There will be some errors and abnormalities in the data that we need to check for. After hand-verifying some of the egregious values, we are left with a pretty clean set of players to analyze.
Rank The Data
Now that we have a pretty clean set of data based on players in both rating pools, we rank them individually to help remove the noise. Here’s an example of the input data and the ranked data. Notice how the 1100 and 1150 USCF values swap places, so both are ranked low to high.
This gives us a very smooth line to map the two rating systems. We also estimate each player’s rating based on the ranked data, which will later be used for the +/- values.
In the comparison table, we create values every 50-100 points for Chess.com blitz and look up the corresponding USCF rating in the ranked data.
Residuals +/- Values
The final step is to determine how certain we are in these predictions. We take the chess.com rating for each player and align it with the corresponding USCF rating in the ranked data.
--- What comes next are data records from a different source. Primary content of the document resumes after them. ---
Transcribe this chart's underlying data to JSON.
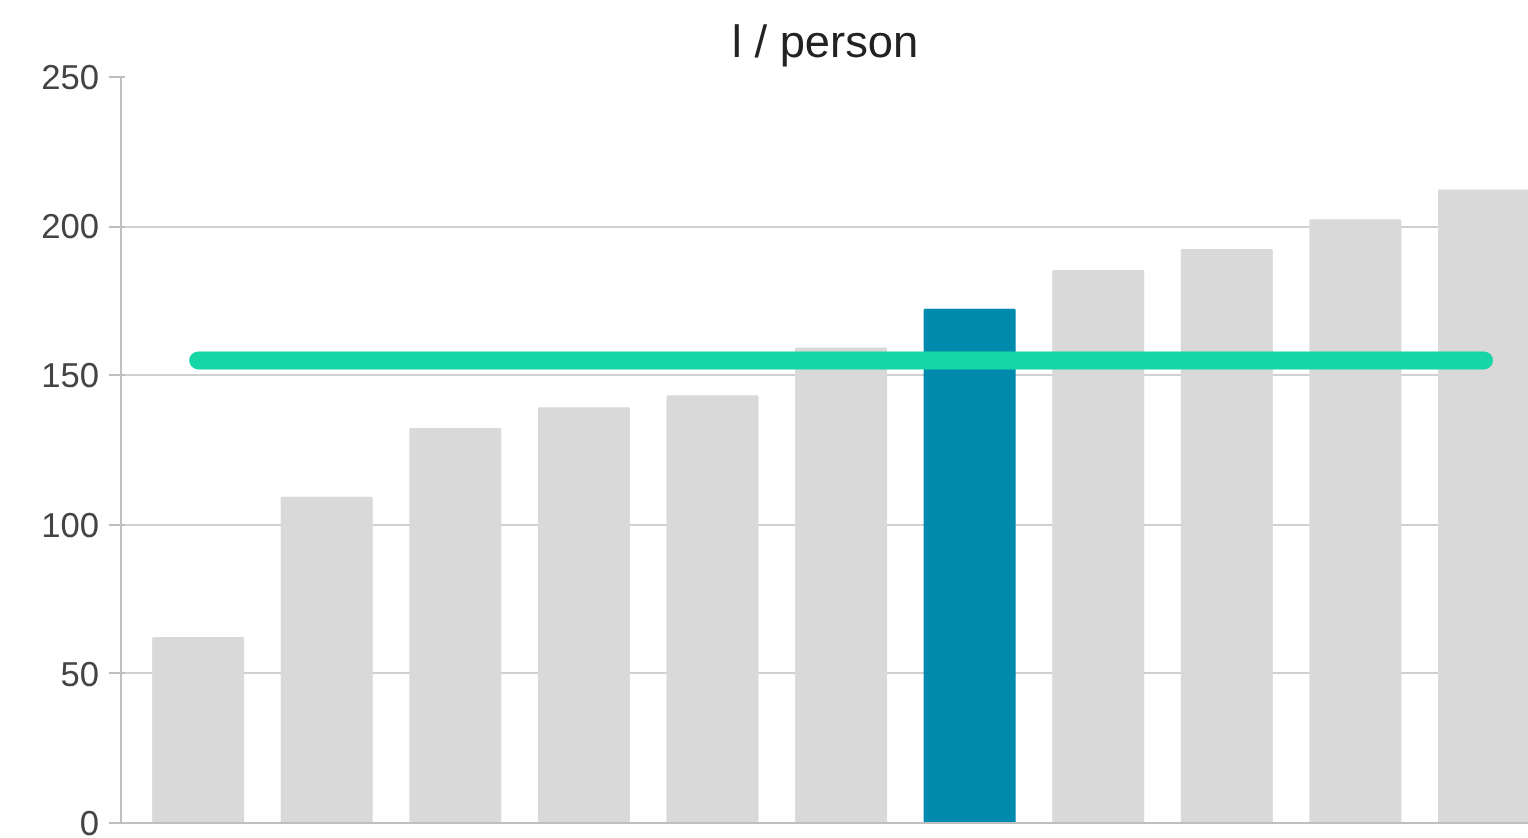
{
  "chart_data": {
    "type": "bar",
    "title": "l / person",
    "categories": [
      null,
      null,
      null,
      null,
      null,
      null,
      null,
      null,
      null,
      null,
      null
    ],
    "values": [
      62,
      109,
      132,
      139,
      143,
      159,
      172,
      185,
      192,
      202,
      212
    ],
    "colors": [
      "#d9d9d9",
      "#d9d9d9",
      "#d9d9d9",
      "#d9d9d9",
      "#d9d9d9",
      "#d9d9d9",
      "#008aad",
      "#d9d9d9",
      "#d9d9d9",
      "#d9d9d9",
      "#d9d9d9"
    ],
    "ylim": [
      0,
      250
    ],
    "yticks": [
      0,
      50,
      100,
      150,
      200,
      250
    ],
    "grid": "y",
    "ref_lines": [
      {
        "axis": "y",
        "value": 155,
        "label": null,
        "color": "#17d6a5"
      }
    ]
  }
}
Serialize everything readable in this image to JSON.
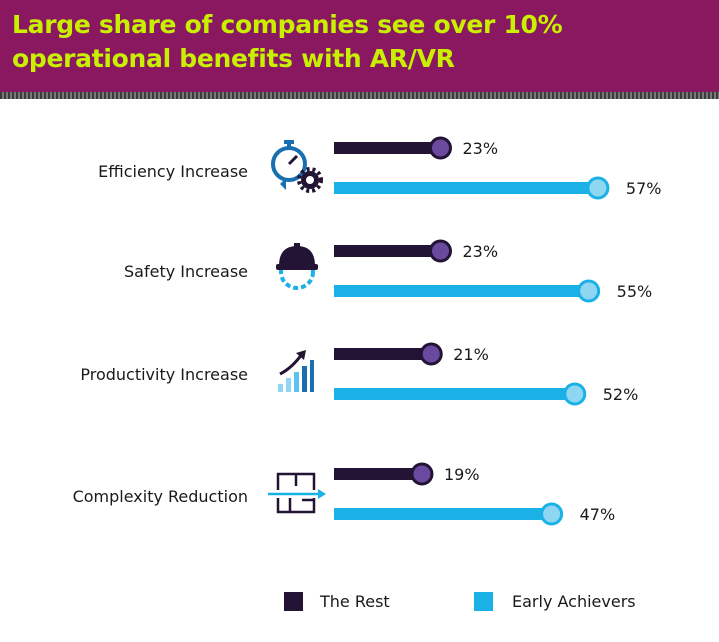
{
  "chart_data": {
    "type": "bar",
    "orientation": "horizontal",
    "title": "Large share of companies see over 10% operational benefits with AR/VR",
    "categories": [
      "Efficiency Increase",
      "Safety Increase",
      "Productivity Increase",
      "Complexity Reduction"
    ],
    "icons": [
      "stopwatch-gear-icon",
      "hardhat-gear-icon",
      "growth-chart-icon",
      "process-flow-icon"
    ],
    "series": [
      {
        "name": "The Rest",
        "values": [
          23,
          23,
          21,
          19
        ],
        "color": "#231334",
        "marker_color": "#6a4a9e"
      },
      {
        "name": "Early Achievers",
        "values": [
          57,
          55,
          52,
          47
        ],
        "color": "#1ab2e6",
        "marker_color": "#8fd6f2"
      }
    ],
    "value_suffix": "%",
    "grid": false,
    "legend_position": "bottom"
  },
  "colors": {
    "header_bg": "#8a1860",
    "title": "#c8f000"
  }
}
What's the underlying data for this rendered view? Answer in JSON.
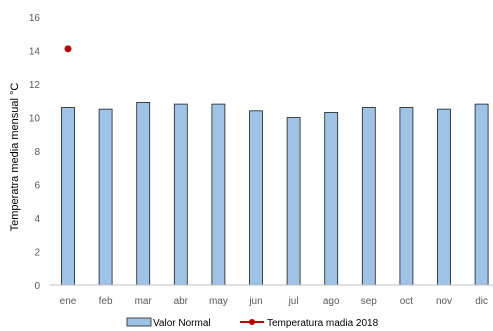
{
  "chart_data": {
    "type": "bar",
    "title": "",
    "xlabel": "",
    "ylabel": "Temperatra media mensual °C",
    "ylim": [
      0,
      16
    ],
    "yticks": [
      0,
      2,
      4,
      6,
      8,
      10,
      12,
      14,
      16
    ],
    "grid": false,
    "legend_position": "bottom",
    "categories": [
      "ene",
      "feb",
      "mar",
      "abr",
      "may",
      "jun",
      "jul",
      "ago",
      "sep",
      "oct",
      "nov",
      "dic"
    ],
    "series": [
      {
        "name": "Valor Normal",
        "type": "bar",
        "color": "#9dc3e6",
        "edge_color": "#1f1f1f",
        "values": [
          10.6,
          10.5,
          10.9,
          10.8,
          10.8,
          10.4,
          10.0,
          10.3,
          10.6,
          10.6,
          10.5,
          10.8
        ]
      },
      {
        "name": "Temperatura madia 2018",
        "type": "line",
        "color": "#c00000",
        "values": [
          14.1,
          null,
          null,
          null,
          null,
          null,
          null,
          null,
          null,
          null,
          null,
          null
        ]
      }
    ]
  }
}
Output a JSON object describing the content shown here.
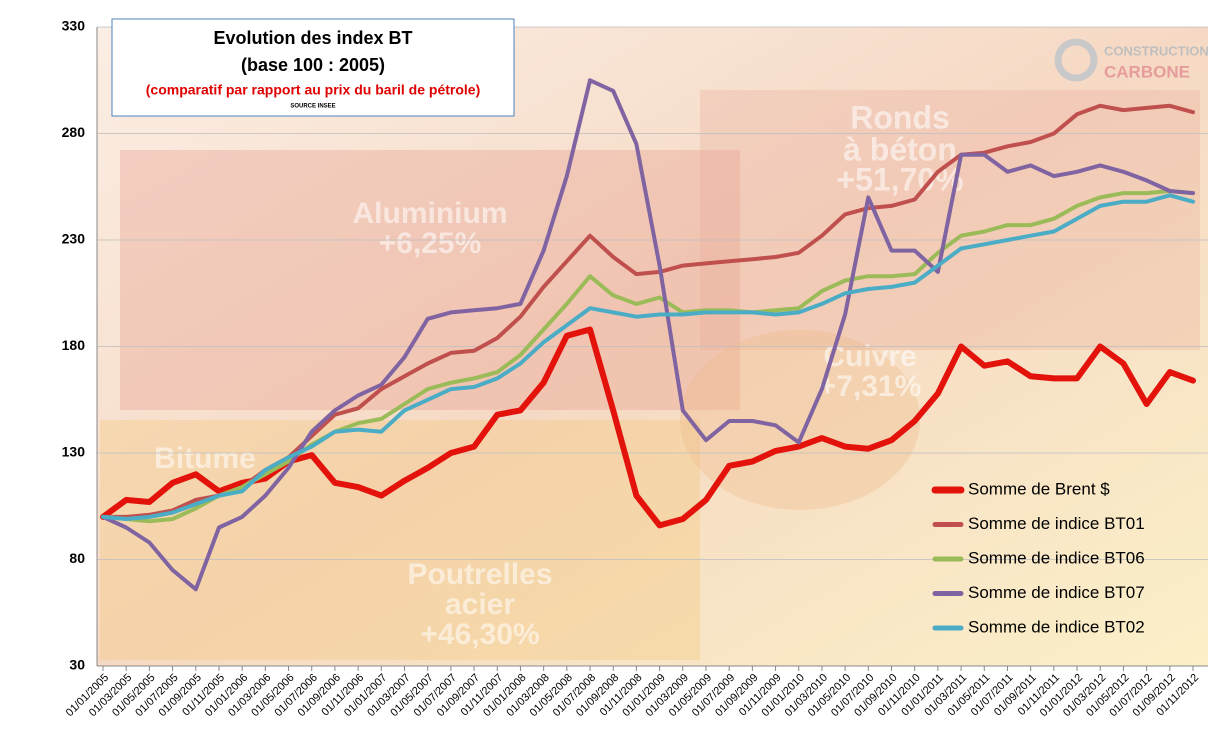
{
  "chart_data": {
    "type": "line",
    "title": "Evolution des index BT",
    "subtitle": "(base 100 : 2005)",
    "note": "(comparatif par rapport au prix du baril de pétrole)",
    "source": "SOURCE INSEE",
    "logo": [
      "CONSTRUCTION",
      "CARBONE"
    ],
    "background_annotations": [
      "Aluminium",
      "+6,25%",
      "Ronds",
      "à béton",
      "+51,70%",
      "Cuivre",
      "+7,31%",
      "Bitume",
      "Poutrelles",
      "acier",
      "+46,30%"
    ],
    "categories": [
      "01/01/2005",
      "01/03/2005",
      "01/05/2005",
      "01/07/2005",
      "01/09/2005",
      "01/11/2005",
      "01/01/2006",
      "01/03/2006",
      "01/05/2006",
      "01/07/2006",
      "01/09/2006",
      "01/11/2006",
      "01/01/2007",
      "01/03/2007",
      "01/05/2007",
      "01/07/2007",
      "01/09/2007",
      "01/11/2007",
      "01/01/2008",
      "01/03/2008",
      "01/05/2008",
      "01/07/2008",
      "01/09/2008",
      "01/11/2008",
      "01/01/2009",
      "01/03/2009",
      "01/05/2009",
      "01/07/2009",
      "01/09/2009",
      "01/11/2009",
      "01/01/2010",
      "01/03/2010",
      "01/05/2010",
      "01/07/2010",
      "01/09/2010",
      "01/11/2010",
      "01/01/2011",
      "01/03/2011",
      "01/05/2011",
      "01/07/2011",
      "01/09/2011",
      "01/11/2011",
      "01/01/2012",
      "01/03/2012",
      "01/05/2012",
      "01/07/2012",
      "01/09/2012",
      "01/11/2012"
    ],
    "series": [
      {
        "name": "Somme de Brent $",
        "color": "#e3120b",
        "width": 6,
        "values": [
          100,
          108,
          107,
          116,
          120,
          112,
          116,
          118,
          126,
          129,
          116,
          114,
          110,
          117,
          123,
          130,
          133,
          148,
          150,
          163,
          185,
          188,
          150,
          110,
          96,
          99,
          108,
          124,
          126,
          131,
          133,
          137,
          133,
          132,
          136,
          145,
          158,
          180,
          171,
          173,
          166,
          165,
          165,
          180,
          172,
          153,
          168,
          164
        ]
      },
      {
        "name": "Somme de indice BT01",
        "color": "#c0504d",
        "width": 4,
        "values": [
          100,
          100,
          101,
          103,
          108,
          110,
          114,
          122,
          128,
          138,
          148,
          151,
          160,
          166,
          172,
          177,
          178,
          184,
          194,
          208,
          220,
          232,
          222,
          214,
          215,
          218,
          219,
          220,
          221,
          222,
          224,
          232,
          242,
          245,
          246,
          249,
          262,
          270,
          271,
          274,
          276,
          280,
          289,
          293,
          291,
          292,
          293,
          290
        ]
      },
      {
        "name": "Somme de indice BT06",
        "color": "#9bbb59",
        "width": 4,
        "values": [
          100,
          99,
          98,
          99,
          104,
          110,
          114,
          120,
          126,
          134,
          140,
          144,
          146,
          153,
          160,
          163,
          165,
          168,
          176,
          188,
          200,
          213,
          204,
          200,
          203,
          196,
          197,
          197,
          196,
          197,
          198,
          206,
          211,
          213,
          213,
          214,
          224,
          232,
          234,
          237,
          237,
          240,
          246,
          250,
          252,
          252,
          253,
          252
        ]
      },
      {
        "name": "Somme de indice BT07",
        "color": "#8064a2",
        "width": 4,
        "values": [
          100,
          95,
          88,
          75,
          66,
          95,
          100,
          110,
          123,
          140,
          150,
          157,
          162,
          175,
          193,
          196,
          197,
          198,
          200,
          225,
          260,
          305,
          300,
          275,
          218,
          150,
          136,
          145,
          145,
          143,
          135,
          160,
          195,
          250,
          225,
          225,
          215,
          270,
          270,
          262,
          265,
          260,
          262,
          265,
          262,
          258,
          253,
          252
        ]
      },
      {
        "name": "Somme de indice BT02",
        "color": "#4bacc6",
        "width": 4,
        "values": [
          100,
          99,
          100,
          102,
          106,
          110,
          112,
          122,
          128,
          133,
          140,
          141,
          140,
          150,
          155,
          160,
          161,
          165,
          172,
          182,
          190,
          198,
          196,
          194,
          195,
          195,
          196,
          196,
          196,
          195,
          196,
          200,
          205,
          207,
          208,
          210,
          218,
          226,
          228,
          230,
          232,
          234,
          240,
          246,
          248,
          248,
          251,
          248
        ]
      }
    ],
    "ylim": [
      30,
      330
    ],
    "yticks": [
      30,
      80,
      130,
      180,
      230,
      280,
      330
    ],
    "grid": true,
    "legend": "lower-right"
  }
}
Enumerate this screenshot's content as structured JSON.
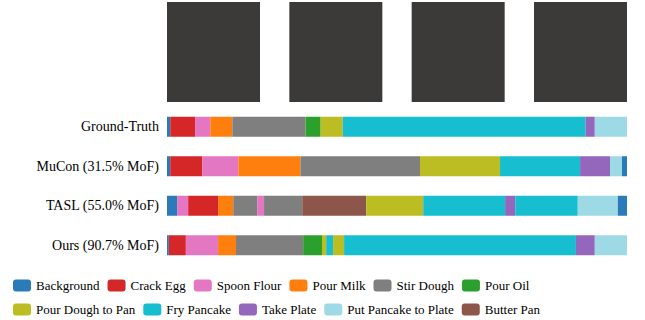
{
  "chart_data": {
    "type": "bar",
    "orientation": "horizontal",
    "stacked": true,
    "tick_labels": "y",
    "legend": "bottom",
    "xlim": [
      0,
      100
    ],
    "categories": [
      "Ground-Truth",
      "MuCon (31.5% MoF)",
      "TASL (55.0% MoF)",
      "Ours (90.7% MoF)"
    ],
    "classes": [
      {
        "name": "Background",
        "color": "#2b7bba"
      },
      {
        "name": "Crack Egg",
        "color": "#d62728"
      },
      {
        "name": "Spoon Flour",
        "color": "#e377c2"
      },
      {
        "name": "Pour Milk",
        "color": "#ff7f0e"
      },
      {
        "name": "Stir Dough",
        "color": "#7f7f7f"
      },
      {
        "name": "Pour Oil",
        "color": "#2ca02c"
      },
      {
        "name": "Pour Dough to Pan",
        "color": "#bcbd22"
      },
      {
        "name": "Fry Pancake",
        "color": "#17becf"
      },
      {
        "name": "Take Plate",
        "color": "#9467bd"
      },
      {
        "name": "Put Pancake to Plate",
        "color": "#9edae5"
      },
      {
        "name": "Butter Pan",
        "color": "#8c564b"
      }
    ],
    "sequences": [
      [
        {
          "class": "Background",
          "value": 0.7
        },
        {
          "class": "Crack Egg",
          "value": 5.4
        },
        {
          "class": "Spoon Flour",
          "value": 3.3
        },
        {
          "class": "Pour Milk",
          "value": 4.8
        },
        {
          "class": "Stir Dough",
          "value": 15.9
        },
        {
          "class": "Pour Oil",
          "value": 3.3
        },
        {
          "class": "Pour Dough to Pan",
          "value": 4.8
        },
        {
          "class": "Fry Pancake",
          "value": 52.8
        },
        {
          "class": "Take Plate",
          "value": 2.0
        },
        {
          "class": "Put Pancake to Plate",
          "value": 7.0
        }
      ],
      [
        {
          "class": "Background",
          "value": 0.7
        },
        {
          "class": "Crack Egg",
          "value": 7.0
        },
        {
          "class": "Spoon Flour",
          "value": 7.8
        },
        {
          "class": "Pour Milk",
          "value": 13.5
        },
        {
          "class": "Stir Dough",
          "value": 26.0
        },
        {
          "class": "Pour Dough to Pan",
          "value": 17.4
        },
        {
          "class": "Fry Pancake",
          "value": 17.4
        },
        {
          "class": "Take Plate",
          "value": 6.5
        },
        {
          "class": "Put Pancake to Plate",
          "value": 2.6
        },
        {
          "class": "Background",
          "value": 1.1
        }
      ],
      [
        {
          "class": "Background",
          "value": 2.2
        },
        {
          "class": "Spoon Flour",
          "value": 2.4
        },
        {
          "class": "Crack Egg",
          "value": 6.5
        },
        {
          "class": "Pour Milk",
          "value": 3.3
        },
        {
          "class": "Stir Dough",
          "value": 5.2
        },
        {
          "class": "Spoon Flour",
          "value": 1.5
        },
        {
          "class": "Stir Dough",
          "value": 8.3
        },
        {
          "class": "Butter Pan",
          "value": 13.9
        },
        {
          "class": "Pour Dough to Pan",
          "value": 12.4
        },
        {
          "class": "Fry Pancake",
          "value": 17.8
        },
        {
          "class": "Take Plate",
          "value": 2.2
        },
        {
          "class": "Fry Pancake",
          "value": 13.6
        },
        {
          "class": "Put Pancake to Plate",
          "value": 8.7
        },
        {
          "class": "Background",
          "value": 2.0
        }
      ],
      [
        {
          "class": "Background",
          "value": 0.4
        },
        {
          "class": "Crack Egg",
          "value": 3.7
        },
        {
          "class": "Spoon Flour",
          "value": 7.0
        },
        {
          "class": "Pour Milk",
          "value": 3.9
        },
        {
          "class": "Stir Dough",
          "value": 14.6
        },
        {
          "class": "Pour Oil",
          "value": 4.1
        },
        {
          "class": "Pour Dough to Pan",
          "value": 0.9
        },
        {
          "class": "Fry Pancake",
          "value": 1.5
        },
        {
          "class": "Pour Dough to Pan",
          "value": 2.4
        },
        {
          "class": "Fry Pancake",
          "value": 50.4
        },
        {
          "class": "Take Plate",
          "value": 4.1
        },
        {
          "class": "Put Pancake to Plate",
          "value": 7.0
        }
      ]
    ]
  }
}
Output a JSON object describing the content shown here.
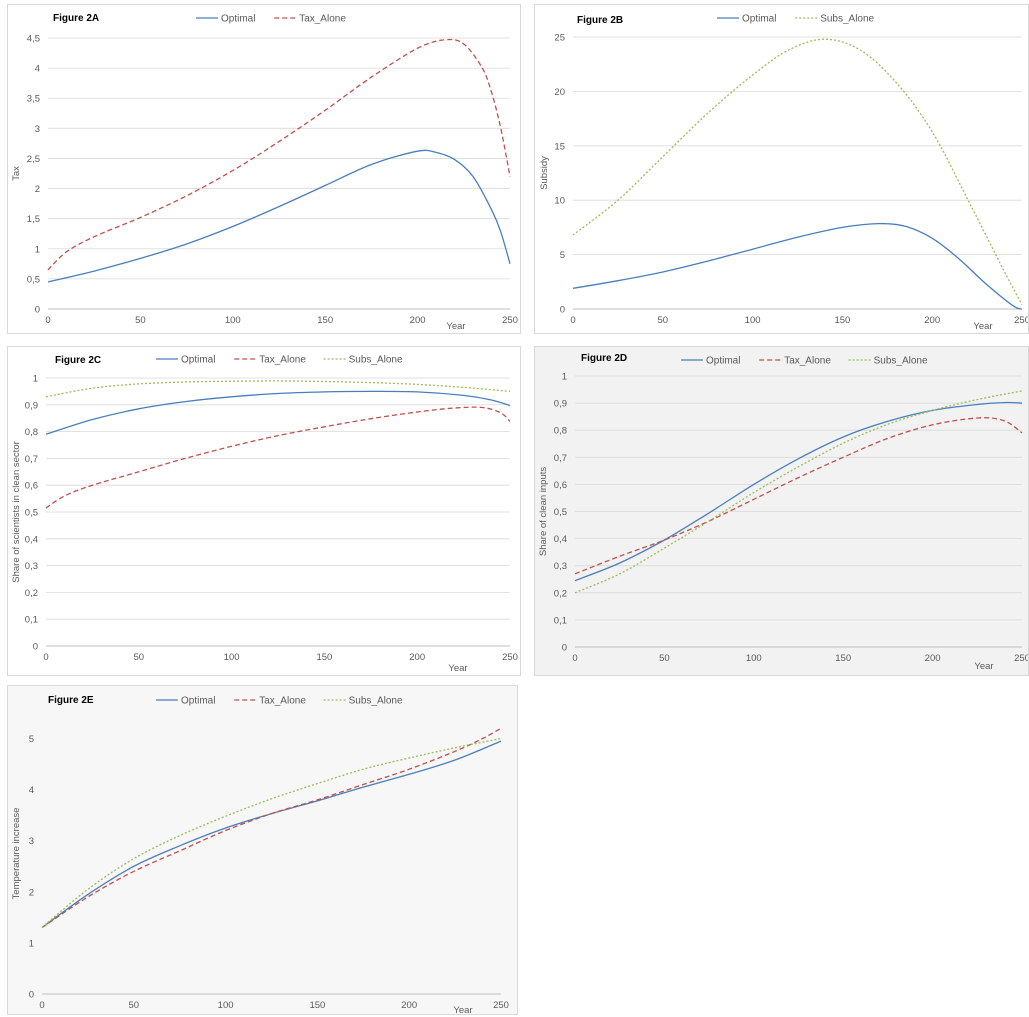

Next, we take the difference between the predicted USCF rating and the actual USCF rating. Here’s an example of the distribution between predicted and actual. This histogram happens to be for blitz and bullet, but we can see most values are centered at the predicted value, and an equal but decreasing number of players fall into the bins as we move left and right.
We can see how each comparison distribution looks by taking the 1st, and 3rd quartiles predicted minus actual values (residuals). I add a +/- value in the tables corresponding to one standard deviation. Here’s an example:
If your Chess.com blitz rating is 1550 and you’re wondering what an equivalent USCF rating would be, the best guess is 1540. Out of the players in our database that have both ratings, we’d expect 50% of players to be between 1540-260 (1280) and 1540+260 (1800). That’s a very big range, so that should be kept in mind when comparing these ratings. All the rating comparisons have 50% of players falling between 75 and 130 points.